The Apple Newton was an early hand-held computer or “personal digital assistant” (PDA) on which you could store contacts, manage calendars, send faxes, and even convert handwriting to text. But, while insight indicated that there was a market for such a device, the company rushed its launch and, in 1993, brought to market a product that didn’t live up to the hype surrounding its handwriting recognition feature. Add to that the high price of a Newton ($900) and its days were numbered, resulting in a cost to Apple of $100 million.

Similarly, both the Microsoft Zune (iPod competitor) and the Amazon Fire Phone (iPhone competitor) failed to live up to the market’s expectations as neither offered sufficient reasons for consumers to purchase them rather than equivalent Apple products or those of other established brands.

What all these examples demonstrate is the importance of having an effective marketing strategy and a marketing strategy is most effective when it addresses customers’ needs with tailored value propositions in a way that is different from any competitor. To create a suitable value proposition, a company first needs to carry out research and analysis (of customers, competitors and the macro environment) to segment the market and uncover insights about customer needs and motivations. As McKinsey found in a survey of more than 300 employees at 28 companies across North America and Europe, the top performers in product development were twice as likely as the poorer performers to research what, exactly, customers wanted.

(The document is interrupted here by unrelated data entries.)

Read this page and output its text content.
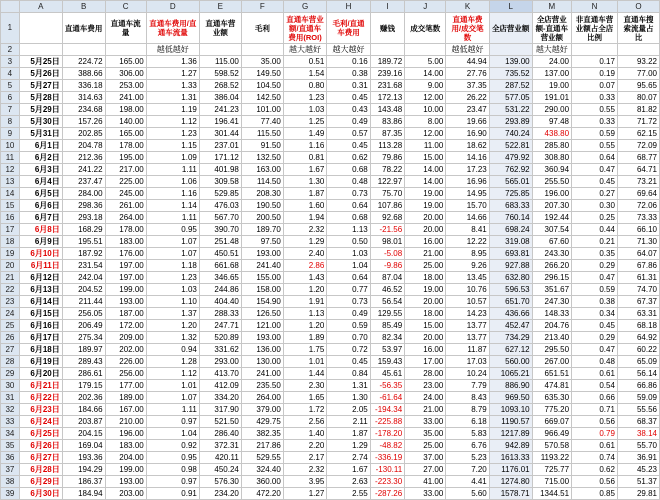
	A	B	C	D	E	F	G	H	I	J	K	L	M	N	O
1		直通车费用	直通车流量	直通车费用/直通车流量	直通车营业额	毛利	直通车营业额/直通车费用(ROI)	毛利/直通车费用	赚钱	成交笔数	直通车费用/成交笔数	全店营业额	全店营业额-直通车营业额	非直通车营业额占全店比例	直通车搜索流量占比
2				越低越好			越大越好	越大越好			越低越好		越大越好		
3	5月25日	224.72	165.00	1.36	115.00	35.00	0.51	0.16	189.72	5.00	44.94	139.00	24.00	0.17	93.22
4	5月26日	388.66	306.00	1.27	598.52	149.50	1.54	0.38	239.16	14.00	27.76	735.52	137.00	0.19	77.00
5	5月27日	336.18	253.00	1.33	268.52	104.50	0.80	0.31	231.68	9.00	37.35	287.52	19.00	0.07	95.65
6	5月28日	314.63	241.00	1.31	386.04	142.50	1.23	0.45	172.13	12.00	26.22	577.05	191.01	0.33	80.07
7	5月29日	234.68	198.00	1.19	241.23	101.00	1.03	0.43	143.48	10.00	23.47	531.22	290.00	0.55	81.82
8	5月30日	157.26	140.00	1.12	196.41	77.40	1.25	0.49	83.86	8.00	19.66	293.89	97.48	0.33	71.72
9	5月31日	202.85	165.00	1.23	301.44	115.50	1.49	0.57	87.35	12.00	16.90	740.24	438.80	0.59	62.15
10	6月1日	204.78	178.00	1.15	237.01	91.50	1.16	0.45	113.28	11.00	18.62	522.81	285.80	0.55	72.09
11	6月2日	212.36	195.00	1.09	171.12	132.50	0.81	0.62	79.86	15.00	14.16	479.92	308.80	0.64	68.77
12	6月3日	241.22	217.00	1.11	401.98	163.00	1.67	0.68	78.22	14.00	17.23	762.92	360.94	0.47	64.71
13	6月4日	237.47	225.00	1.06	309.58	114.50	1.30	0.48	122.97	14.00	16.96	565.01	255.50	0.45	73.21
14	6月5日	284.00	245.00	1.16	529.85	208.30	1.87	0.73	75.70	19.00	14.95	725.85	196.00	0.27	69.64
15	6月6日	298.36	261.00	1.14	476.03	190.50	1.60	0.64	107.86	19.00	15.70	683.33	207.30	0.30	72.06
16	6月7日	293.18	264.00	1.11	567.70	200.50	1.94	0.68	92.68	20.00	14.66	760.14	192.44	0.25	73.33
17	6月8日	168.29	178.00	0.95	390.70	189.70	2.32	1.13	-21.56	20.00	8.41	698.24	307.54	0.44	66.10
18	6月9日	195.51	183.00	1.07	251.48	97.50	1.29	0.50	98.01	16.00	12.22	319.08	67.60	0.21	71.30
19	6月10日	187.92	176.00	1.07	450.51	193.00	2.40	1.03	-5.08	21.00	8.95	693.81	243.30	0.35	64.07
20	6月11日	231.54	197.00	1.18	661.68	241.40	2.86	1.04	-9.86	25.00	9.26	927.88	266.20	0.29	67.86
21	6月12日	242.04	197.00	1.23	346.65	155.00	1.43	0.64	87.04	18.00	13.45	632.80	296.15	0.47	61.31
22	6月13日	204.52	199.00	1.03	244.86	158.00	1.20	0.77	46.52	19.00	10.76	596.53	351.67	0.59	74.70
23	6月14日	211.44	193.00	1.10	404.40	154.90	1.91	0.73	56.54	20.00	10.57	651.70	247.30	0.38	67.37
24	6月15日	256.05	187.00	1.37	288.33	126.50	1.13	0.49	129.55	18.00	14.23	436.66	148.33	0.34	63.31
25	6月16日	206.49	172.00	1.20	247.71	121.00	1.20	0.59	85.49	15.00	13.77	452.47	204.76	0.45	68.18
26	6月17日	275.34	209.00	1.32	520.89	193.00	1.89	0.70	82.34	20.00	13.77	734.29	213.40	0.29	64.92
27	6月18日	189.97	202.00	0.94	331.62	136.00	1.75	0.72	53.97	16.00	11.87	627.12	295.50	0.47	60.22
28	6月19日	289.43	226.00	1.28	293.00	130.00	1.01	0.45	159.43	17.00	17.03	560.00	267.00	0.48	65.09
29	6月20日	286.61	256.00	1.12	413.70	241.00	1.44	0.84	45.61	28.00	10.24	1065.21	651.51	0.61	56.14
30	6月21日	179.15	177.00	1.01	412.09	235.50	2.30	1.31	-56.35	23.00	7.79	886.90	474.81	0.54	66.86
31	6月22日	202.36	189.00	1.07	334.20	264.00	1.65	1.30	-61.64	24.00	8.43	969.50	635.30	0.66	59.09
32	6月23日	184.66	167.00	1.11	317.90	379.00	1.72	2.05	-194.34	21.00	8.79	1093.10	775.20	0.71	55.56
33	6月24日	203.87	210.00	0.97	521.50	429.75	2.56	2.11	-225.88	33.00	6.18	1190.57	669.07	0.56	68.37
34	6月25日	204.15	196.00	1.04	286.40	382.35	1.40	1.87	-178.20	35.00	5.83	1217.89	966.49	0.79	38.14
35	6月26日	169.04	183.00	0.92	372.31	217.86	2.20	1.29	-48.82	25.00	6.76	942.89	570.58	0.61	55.70
36	6月27日	193.36	204.00	0.95	420.11	529.55	2.17	2.74	-336.19	37.00	5.23	1613.33	1193.22	0.74	36.91
37	6月28日	194.29	199.00	0.98	450.24	324.40	2.32	1.67	-130.11	27.00	7.20	1176.01	725.77	0.62	45.23
38	6月29日	186.37	193.00	0.97	576.30	360.00	3.95	2.63	-223.30	41.00	4.41	1274.80	715.00	0.56	51.37
39	6月30日	184.94	203.00	0.91	234.20	472.20	1.27	2.55	-287.26	33.00	5.60	1578.71	1344.51	0.85	29.81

And with audience needs and preferences changing faster than ever before, such analysis shouldn’t be a one-off – companies should be doing more regular research to gain the insights that will enable them to adjust their marketing strategy and communications as their customer base evolves. Going back to the McKinsey survey, more than 80 percent of those top performers said they periodically tested and validated customer preferences during the product development process, compared with just 43 percent of bottom performers.

So if you’re planning to launch a product, take time to really understand your market and gain as much insight as possible and, of course, act on it. You’re then much more likely to have a successful product and avoid the fate of the Ford Edsel.